Je surveillais une équipe de bons artisans et le surintendant Gaston était un peu dans la situation que j'avais vécu lors de la construction du Palais des congrès de Montréal. C'était un jeune surintendant qui avait subi la mauvaise expérience de l'année précédente et de la tempête du mois d'octobre. Le propriétaire était dans une mauvaise situation financière en raison des difficultés de l'année précédente et il avait une aversion significative pour le risque. Gaston dirigeait les travaux au chantier et le propriétaire s'occupait plutôt des travaux de bureau que du chantier. J'avais à surveiller une équipe qui n'usait jamais de ruses comme celle de Raymond et qui n'avançait pas vite en raison des précautions appliquées à chaque tâche. Je me suis rendu compte rapidement que l'entrepreneur avançait moins vite que l'échéancier prévu et que les travaux ne seraient pas terminés en octobre au rythme qu'ils progressaient. J'avais un intérêt particulier à accélérer les travaux car je voulais poursuivre mes études à l'UQAR en septembre. Pour accélérer des travaux de construction, je connaissais la meilleure école qui soit, celle de Raymond.

J'avais décidé de prendre les choses en main et j'allais imposer le rythme de travail. Pour la première fois, Richard Doré n'était pas d'accord avec cette initiative car il avait déjà eu des problèmes avec un inspecteur de chantier sur un projet précédent, mais il ne s'était pas opposé à mon intervention. Lui aussi savait que l'idée d'accélérer le rythme du chantier permettait


d'éviter les mauvaises tempêtes d'automne.
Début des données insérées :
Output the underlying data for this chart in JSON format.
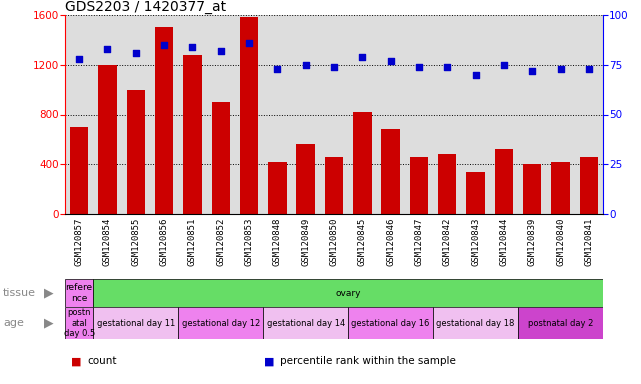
{
  "title": "GDS2203 / 1420377_at",
  "samples": [
    "GSM120857",
    "GSM120854",
    "GSM120855",
    "GSM120856",
    "GSM120851",
    "GSM120852",
    "GSM120853",
    "GSM120848",
    "GSM120849",
    "GSM120850",
    "GSM120845",
    "GSM120846",
    "GSM120847",
    "GSM120842",
    "GSM120843",
    "GSM120844",
    "GSM120839",
    "GSM120840",
    "GSM120841"
  ],
  "counts": [
    700,
    1200,
    1000,
    1500,
    1280,
    900,
    1580,
    420,
    560,
    460,
    820,
    680,
    460,
    480,
    340,
    520,
    400,
    420,
    460
  ],
  "percentiles": [
    78,
    83,
    81,
    85,
    84,
    82,
    86,
    73,
    75,
    74,
    79,
    77,
    74,
    74,
    70,
    75,
    72,
    73,
    73
  ],
  "ylim_left": [
    0,
    1600
  ],
  "ylim_right": [
    0,
    100
  ],
  "yticks_left": [
    0,
    400,
    800,
    1200,
    1600
  ],
  "yticks_right": [
    0,
    25,
    50,
    75,
    100
  ],
  "bar_color": "#cc0000",
  "dot_color": "#0000cc",
  "bg_color": "#dddddd",
  "chart_bg": "#ffffff",
  "tissue_row": {
    "label": "tissue",
    "groups": [
      {
        "label": "refere\nnce",
        "color": "#ee82ee",
        "n_samples": 1
      },
      {
        "label": "ovary",
        "color": "#66dd66",
        "n_samples": 18
      }
    ]
  },
  "age_row": {
    "label": "age",
    "groups": [
      {
        "label": "postn\natal\nday 0.5",
        "color": "#ee82ee",
        "n_samples": 1
      },
      {
        "label": "gestational day 11",
        "color": "#f0c0f0",
        "n_samples": 3
      },
      {
        "label": "gestational day 12",
        "color": "#ee82ee",
        "n_samples": 3
      },
      {
        "label": "gestational day 14",
        "color": "#f0c0f0",
        "n_samples": 3
      },
      {
        "label": "gestational day 16",
        "color": "#ee82ee",
        "n_samples": 3
      },
      {
        "label": "gestational day 18",
        "color": "#f0c0f0",
        "n_samples": 3
      },
      {
        "label": "postnatal day 2",
        "color": "#cc44cc",
        "n_samples": 3
      }
    ]
  },
  "legend_items": [
    {
      "label": "count",
      "color": "#cc0000"
    },
    {
      "label": "percentile rank within the sample",
      "color": "#0000cc"
    }
  ]
}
Raymond m'avait appris qu'il fallait toujours commencer par compter les journées de travail à partir de la journée de bétonnage. Un bon échéancier doit prévoir le bétonnage la journée qui précède le week-end et ce type de réflexion est aussi bon pour un entrepreneur que pour un inspecteur de chantier. Les devis prévoient de trois à quatre jours pour le mûrissement du béton et l'entrepreneur ne réclame pas constamment le décoffrage ou la poursuite des travaux à l'inspecteur de chantier car tout le monde est en congé les week-end.

J'allais dicter le rythme de travail au surintendant Gaston, au contremaître du spécialiste des fondations profondes qui en avait vu bien d'autres sur les chantiers et au chef de production de l'atelier de soudure qui préparait les pieux et dont je soumettais les travaux à un examen des soudures par films de rayons-X. Le contremaître à la fabrication de caissons était favorable à mon échéancier et il avait augmenté la cadence à onze heures de travail par jour en contrôlant parfaitement le travail réalisé. Le surintendant Gaston avait changé quelques tâches pour donner priorité à la préparation des caissons et il n'y avait pas de difficulté. J'avais préparé un échéancier pour bétonner le week-end avant le long congé de la Saint-Jean-Baptiste. Il restait à convaincre le chef de production de l'atelier qui qualifiait ma cédule de travail de " département des miracles ". Le chef d'atelier avait deux équipes de soudeurs sur les pieux et il ne pouvait embaucher une troisième équipe. J'avais demandé de placer ses deux équipes sur des quarts de travail de douze heures de travail par jour au lieu de huit heures et les employés avaient accepté. Je me renseignais tous les jours sur l'avancement des travaux à l'atelier de soudure et le mercredi, les pieux étaient complétés, vérifiés et acceptés par le laboratoire. Le chef de production m'avait dit que les pieux partiraient à cinq heures le lendemain matin et je lui avais répondu que les pieux devaient être au chantier à six heures du matin, ce qui voulait dire que les pieux devaient partir à trois heures du matin. A 6h30, les pieux entraient au chantier et le bétonnage avait commencé à 10h30 pour se terminer à 17h30 selon le programme prévu. J'avais payé les hot-dog à l'heure du dîner et j'avais gagné mon pari. J'avais envoyé une lettre de remerciement aux soudeurs de l'atelier.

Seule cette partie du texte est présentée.